Scientists have long suspected the usefulness of nanodiamonds as mechanisms for targeted medication delivery due to their microscopic, safe nature—thanks to their carbon makeup—along with their unique tendency for fluorescence. UCLA School of Dentistry researchers from the Jane and Jerry Weintraub Center for Reconstructive Biotechnology have incorporated timolol maleate—a common eyedrop to help manage glaucoma—with nanodiamond contact lenses to regulate drug delivery to eyes and reduce side effects associated with eyedrops.

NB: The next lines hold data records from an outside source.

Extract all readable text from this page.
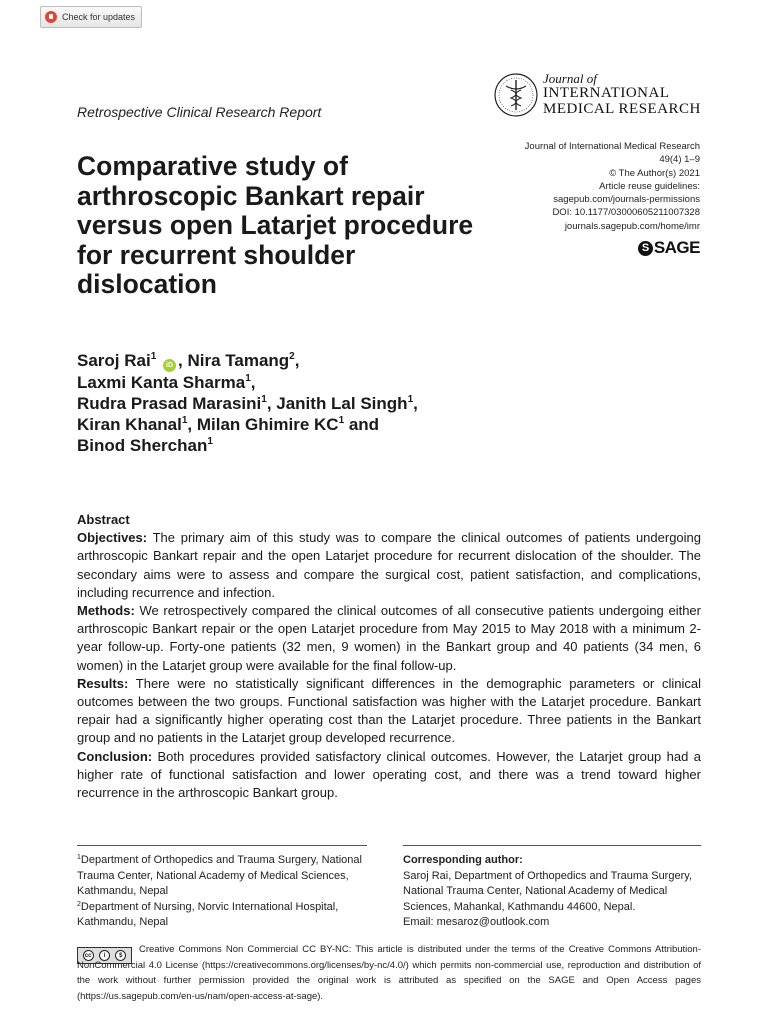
Check for updates
Retrospective Clinical Research Report
Journal of
INTERNATIONAL
MEDICAL RESEARCH
Journal of International Medical Research
49(4) 1–9
© The Author(s) 2021
Article reuse guidelines:
sagepub.com/journals-permissions
DOI: 10.1177/03000605211007328
journals.sagepub.com/home/imr
S SAGE
Comparative study of arthroscopic Bankart repair versus open Latarjet procedure for recurrent shoulder dislocation
Saroj Rai$^1$ iD , Nira Tamang$^2$,
Laxmi Kanta Sharma$^1$,
Rudra Prasad Marasini$^1$, Janith Lal Singh$^1$,
Kiran Khanal$^1$, Milan Ghimire $KC^1$ and
Binod Sherchan$^1$
Abstract

Objectives: The primary aim of this study was to compare the clinical outcomes of patients undergoing arthroscopic Bankart repair and the open Latarjet procedure for recurrent dislocation of the shoulder. The secondary aims were to assess and compare the surgical cost, patient satisfaction, and complications, including recurrence and infection.

Methods: We retrospectively compared the clinical outcomes of all consecutive patients undergoing either arthroscopic Bankart repair or the open Latarjet procedure from May 2015 to May 2018 with a minimum 2-year follow-up. Forty-one patients (32 men, 9 women) in the Bankart group and 40 patients (34 men, 6 women) in the Latarjet group were available for the final follow-up.

Results: There were no statistically significant differences in the demographic parameters or clinical outcomes between the two groups. Functional satisfaction was higher with the Latarjet procedure. Bankart repair had a significantly higher operating cost than the Latarjet procedure. Three patients in the Bankart group and no patients in the Latarjet group developed recurrence.

Conclusion: Both procedures provided satisfactory clinical outcomes. However, the Latarjet group had a higher rate of functional satisfaction and lower operating cost, and there was a trend toward higher recurrence in the arthroscopic Bankart group.

$^1$Department of Orthopedics and Trauma Surgery, National Trauma Center, National Academy of Medical Sciences, Kathmandu, Nepal
$^2$Department of Nursing, Norvic International Hospital, Kathmandu, Nepal
Corresponding author:
Saroj Rai, Department of Orthopedics and Trauma Surgery, National Trauma Center, National Academy of Medical Sciences, Mahankal, Kathmandu 44600, Nepal.
Email: mesaroz@outlook.com
cc	i	$
Creative Commons Non Commercial CC BY-NC: This article is distributed under the terms of the Creative Commons Attribution-NonCommercial 4.0 License (https://creativecommons.org/licenses/by-nc/4.0/) which permits non-commercial use, reproduction and distribution of the work without further permission provided the original work is attributed as specified on the SAGE and Open Access pages (https://us.sagepub.com/en-us/nam/open-access-at-sage).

Glaucoma is characterized by increased intraocular pressure that builds up due to blockage or damage of mesh network that drains fluid in the eye. Fluid accumulation can damage the optic nerve over time, if unrelieved, and can cause blindness within a few years, if untreated. Timolol maleate eyedrops are a type of beta-blocker that reduces intraocular pressure by decreasing the amount of fluid secreted into the eye and constricts blood vessels around eyes so that less fluid is filtered into the eye.
In most cases, only about 5 percent of timolol actually reaches the intended site. In other cases, too much medication is absorbed incurring systemic involvement that causes side effects with respiratory and/or cardiac implications, including arrhythmia. To ensure steady medication release over time, the UCLA researchers have integrated timolol maleate with nanodiamonds then affixed them to contact lenses. Drug delivery is triggered by lysozyme—enzyme found in tears—so that timolol is released steadily over a period of time and not released at all when the nanodiamond contact lenses are not in use.
Added benefits include longer durability of the lenses, compared to their regular counterparts on the market, due to the crystalline carbon structure of the nanodiamonds, without affecting optical clarity, lens permeability to oxygen, and water content, so that wearer comfort is maintained.
Nanodiamond contact lenses are one example of increasing incorporation of nanotechnology into medicine, with tremendous potential for optimal glaucoma management—an important protective step for a disease with no current cure.